The Heriot-Watt and St Andrews teams will work with research groups at Stanford to examine how stem cells grow and divide and how they change shape to form different types of tissue. It combines expertise in microfluidics from Heriot-Watt University and microscopic laser surgery of single cells and image analysis computer software from the University of St. Andrews with Stanford expertise in stem cell science, regenerative medicine, and optical instrumentation design.
First Minister Alex Salmond heard details during a visit to Stanford University, on the final day of his four day trade mission to the United States. Mr Salmond said: "This research has the potential to lead to incredible medical breakthroughs that could not only give new hope to millions but contribute enormously to the economies of both Scotland and California.
"The SU2P programme, of which this new research is part, is an excellent example of how we can harness our own country's talents and work in collaboration with international partners to achieve more than the sum of our parts."

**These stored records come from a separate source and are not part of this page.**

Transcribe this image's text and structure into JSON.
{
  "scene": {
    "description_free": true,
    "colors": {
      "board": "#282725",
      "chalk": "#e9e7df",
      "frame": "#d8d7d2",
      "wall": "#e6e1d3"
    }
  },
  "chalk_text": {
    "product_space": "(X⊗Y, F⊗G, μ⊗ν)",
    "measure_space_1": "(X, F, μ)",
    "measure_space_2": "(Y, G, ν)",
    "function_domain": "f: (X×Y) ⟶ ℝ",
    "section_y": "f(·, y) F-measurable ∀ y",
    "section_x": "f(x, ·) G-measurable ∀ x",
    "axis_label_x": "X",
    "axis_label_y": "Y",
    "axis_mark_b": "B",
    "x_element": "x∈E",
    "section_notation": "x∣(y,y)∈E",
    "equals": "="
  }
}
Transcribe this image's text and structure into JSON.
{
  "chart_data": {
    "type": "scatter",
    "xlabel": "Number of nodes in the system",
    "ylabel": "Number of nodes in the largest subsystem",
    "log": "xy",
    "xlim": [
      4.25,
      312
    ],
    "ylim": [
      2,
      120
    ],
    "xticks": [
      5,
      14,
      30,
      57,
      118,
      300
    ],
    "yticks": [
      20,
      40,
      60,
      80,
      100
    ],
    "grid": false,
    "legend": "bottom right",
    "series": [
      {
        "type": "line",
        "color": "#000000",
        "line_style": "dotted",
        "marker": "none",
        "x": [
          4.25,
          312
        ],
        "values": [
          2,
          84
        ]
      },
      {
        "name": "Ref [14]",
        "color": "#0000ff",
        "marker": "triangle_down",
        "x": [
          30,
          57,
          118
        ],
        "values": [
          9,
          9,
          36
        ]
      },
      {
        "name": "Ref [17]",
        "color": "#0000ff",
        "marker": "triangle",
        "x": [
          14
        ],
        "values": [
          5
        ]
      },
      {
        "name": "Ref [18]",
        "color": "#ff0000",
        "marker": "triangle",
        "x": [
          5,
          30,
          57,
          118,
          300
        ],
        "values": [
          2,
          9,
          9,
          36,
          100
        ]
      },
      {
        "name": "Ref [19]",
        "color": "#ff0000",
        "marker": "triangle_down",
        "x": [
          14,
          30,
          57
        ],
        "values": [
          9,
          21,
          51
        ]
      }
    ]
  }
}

Through the SU2P programme our Scottish collaborators are following the formula that has proven so successful at Stanford and in Silicon Valley: combining the intellectual resources found at leading Universities with the innovation and entrepreneurial ethos found in early stage companiesProfessor Tom Baer, Executive Director of the Stanford Photonics Research Centre
Dr Thomas Baer, Executive Director of the Stanford Photonics Research Center (SPRC), who was awarded recently a Doctorate of Science from Heriot-Watt, said:
"Through the SU2P programme our Scottish collaborators are following the formula that has proven so successful at Stanford and in Silicon Valley: combining the intellectual resources found at leading Universities with the innovation and entrepreneurial ethos found in early stage companies. Translating advances in the life sciences into medical practice and transforming cutting-edge technologies into ground-breaking diagnostic tools have been major focuses of stem cell research and applied physics activities at Stanford. The SU2P programme will build on these Stanford strengths and the pioneering work in stem cell science that have been the hallmark of medical research in Scotland."
The SU2P programme actively encourages links with business to turn scientific advances into commercial advantage for Scotland and California. Technology development supported in part by the SU2P collaboration has already resulted in the launch of a venture funded company in the area of reproductive medicine, key patented inventions, as well as a recently awarded grant of $5M US from the California Institute for Regenerative Medicine (CIRM) to explore applications, particularly in the area of women's health.